On June 10th, Carson and I will have been married for one year. Marriage has been a mixture of exactly what I expected and the exact opposite of what I expected all at once. One thing I didn’t expect was how much I would learn from my husband.
I am stubborn… like really stubborn. I have actually prided myself in my stubbornness since I was a little girl. In some instances, my headstrong spirit comes in handy–like the time when I taught myself to wakeboard and fell on my face sixty-six times before somewhat resembling so-called wakeboarding. In other instances, my stubbornness becomes a roadblock in how I respond to other people. Instead of going around it or pushing it out of the way, I hit it head on, knowing full well the harm it will cause both to myself and those around me–which brings me to the first lesson I have learned from my husband.
Humility is more effective than being stubborn
Carson is truly the most humble person I know, and I’m not just saying that because I’m his wife. Seriously, ask anybody who knows him… he is characterized and remembered by his humility. Philippians 2:3-4 describes him to a t, “Do nothing out of selfish ambition or vain conceit. Rather, in humility value others above yourselves, not looking to your own interests but each of you to the interests of the others.” Oh, how I want to live in this way; yet, I often respond with the mindset that I am better than others. I push Carson until I get my way. I blame him when I myself am at fault. My prideful, stubborn tendencies keep me from valuing others above myself–especially him. If Carson didn’t have this humble attitude, I honestly don’t know if we would have made it to our first anniversary. Or if we had, it would have been a painful year with words we would have had to work through for years to come. On a daily basis, I watch my husband put others before himself and respond to me with humility instead of vain. At first, I wasn’t sure how he did it or how he made it look so easy, but I’m slowly realizing that it’s not coming from him at all.
Don’t be afraid to ask for wisdom
A few weeks ago, Carson and I were praying together and he specifically asked God to give him wisdom. I was a little taken aback by his specificity, so I asked him about it. He told me that he had been reading from James 1 earlier in the week: “If any of you lacks wisdom, you should ask God, who gives generously to all without finding fault, and it will be given to you.
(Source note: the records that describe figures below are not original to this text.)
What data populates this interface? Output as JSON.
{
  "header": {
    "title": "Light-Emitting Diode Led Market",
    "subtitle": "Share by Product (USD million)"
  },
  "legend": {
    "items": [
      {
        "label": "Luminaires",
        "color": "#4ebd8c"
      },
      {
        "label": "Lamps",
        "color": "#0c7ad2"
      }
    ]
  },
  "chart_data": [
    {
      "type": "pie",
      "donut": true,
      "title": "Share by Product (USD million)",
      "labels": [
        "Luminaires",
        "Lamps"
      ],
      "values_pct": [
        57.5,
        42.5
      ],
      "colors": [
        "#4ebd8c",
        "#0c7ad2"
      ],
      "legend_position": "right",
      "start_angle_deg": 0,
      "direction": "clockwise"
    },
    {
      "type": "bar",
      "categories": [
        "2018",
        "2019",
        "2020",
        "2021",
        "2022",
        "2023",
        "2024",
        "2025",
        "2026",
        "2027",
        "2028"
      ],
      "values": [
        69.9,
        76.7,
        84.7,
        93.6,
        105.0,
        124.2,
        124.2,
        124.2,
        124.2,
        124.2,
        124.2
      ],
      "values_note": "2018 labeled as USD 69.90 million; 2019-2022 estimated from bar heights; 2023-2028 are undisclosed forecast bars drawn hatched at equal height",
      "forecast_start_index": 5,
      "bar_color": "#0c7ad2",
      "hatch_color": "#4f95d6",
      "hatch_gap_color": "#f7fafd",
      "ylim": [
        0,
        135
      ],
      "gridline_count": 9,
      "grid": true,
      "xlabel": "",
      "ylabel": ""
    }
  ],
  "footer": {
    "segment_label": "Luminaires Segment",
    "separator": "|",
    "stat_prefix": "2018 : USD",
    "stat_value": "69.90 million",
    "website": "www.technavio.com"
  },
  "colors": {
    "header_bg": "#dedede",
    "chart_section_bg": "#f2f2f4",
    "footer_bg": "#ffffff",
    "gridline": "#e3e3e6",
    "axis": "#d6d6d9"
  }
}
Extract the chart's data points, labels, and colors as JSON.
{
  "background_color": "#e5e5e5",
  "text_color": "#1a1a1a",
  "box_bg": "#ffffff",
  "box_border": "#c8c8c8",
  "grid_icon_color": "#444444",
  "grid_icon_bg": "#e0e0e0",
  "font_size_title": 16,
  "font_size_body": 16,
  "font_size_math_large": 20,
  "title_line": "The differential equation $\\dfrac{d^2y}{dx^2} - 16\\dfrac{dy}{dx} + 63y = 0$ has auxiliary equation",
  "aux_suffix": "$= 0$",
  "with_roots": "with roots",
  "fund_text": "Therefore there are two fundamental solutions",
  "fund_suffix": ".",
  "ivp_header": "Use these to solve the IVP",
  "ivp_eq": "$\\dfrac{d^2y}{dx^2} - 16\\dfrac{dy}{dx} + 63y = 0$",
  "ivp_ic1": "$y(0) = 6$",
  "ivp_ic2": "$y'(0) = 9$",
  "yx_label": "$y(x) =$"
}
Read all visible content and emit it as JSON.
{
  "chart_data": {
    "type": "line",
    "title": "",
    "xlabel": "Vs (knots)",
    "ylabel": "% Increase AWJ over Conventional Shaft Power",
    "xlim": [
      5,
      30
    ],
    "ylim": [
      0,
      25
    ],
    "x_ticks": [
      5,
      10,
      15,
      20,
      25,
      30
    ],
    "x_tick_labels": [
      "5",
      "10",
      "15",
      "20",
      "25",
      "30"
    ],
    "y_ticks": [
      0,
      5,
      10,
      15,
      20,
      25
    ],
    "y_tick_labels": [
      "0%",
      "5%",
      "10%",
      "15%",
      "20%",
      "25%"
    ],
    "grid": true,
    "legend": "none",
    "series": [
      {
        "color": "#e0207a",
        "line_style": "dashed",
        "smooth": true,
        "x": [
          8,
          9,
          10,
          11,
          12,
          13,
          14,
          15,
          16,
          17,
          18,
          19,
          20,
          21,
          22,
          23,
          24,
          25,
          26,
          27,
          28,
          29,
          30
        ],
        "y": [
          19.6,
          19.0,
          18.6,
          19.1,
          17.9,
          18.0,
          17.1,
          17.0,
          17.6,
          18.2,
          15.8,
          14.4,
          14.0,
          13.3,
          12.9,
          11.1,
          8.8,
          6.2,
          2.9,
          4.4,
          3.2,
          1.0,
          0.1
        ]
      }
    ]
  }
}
But when you ask, you must believe and not doubt, because the one who doubts is like a wave of the sea, blown and tossed by the wind. That person should not expect to receive anything from the Lord. Such a person is double-minded and unstable in all they do.”
It made sense. Carson’s ability to put others before himself is a result of wisdom from God–wisdom to hold his tongue instead of using words he will regret; wisdom to love me when I am a mess; wisdom to care for others when the world says to only care for yourself. Sometimes, I ask God for certain things, but I don’t really believe that he will give it to me… or worse: I don’t want him to give it to me. I’ll say, “God, help me to see people the way you do.” But, I don’t really want to because then I can’t elevate myself by pointing out their faults. “Lord, help me to be a wife who puts my husband first.” I want to be a loving wife, but I don’t want to put in the extra effort to get up early and make him breakfast or take time to really listen to him when he talks about his day.
If I really believe that God will give me what I ask, then I need to want to do my part. Being humble isn’t easy. It’s much easier to say you’re right even when you know you’re wrong. Being wise is not glamorous. It requires putting your own desires on hold and responding with kindness when people don’t deserve it.
Worrying is a waste of time
The last lesson I will share is a little different from the others. I am a compulsive worrier. Really, I worry about everything: what people think of me, what I look like, getting a job, the weather, the future, dying… you name it, and I am probably worrying about it. I often share (obsess) over these worries with Carson. He listens–I can’t imagine how–and always reminds me of the same thing: worrying is a waste of time. “Lauren, think of what all you could have gotten done in the amount of time you just spent worrying. Stop caring what other people think of you. Stop worrying about what may or may not happen. It’s not going to help.” I look at him–content, peaceful, happy. If I could just reduce my worry in half, I think I would be more that way.
On June 10th, we will have been married for a year–only a year, and I have already learned so much from Carson. Maybe next year I will be able to look back at this post and be a little more humble, a little more wise, and a little less worried. If I am, I know I’ll be thanking God for these lessons he has taught me through my husband.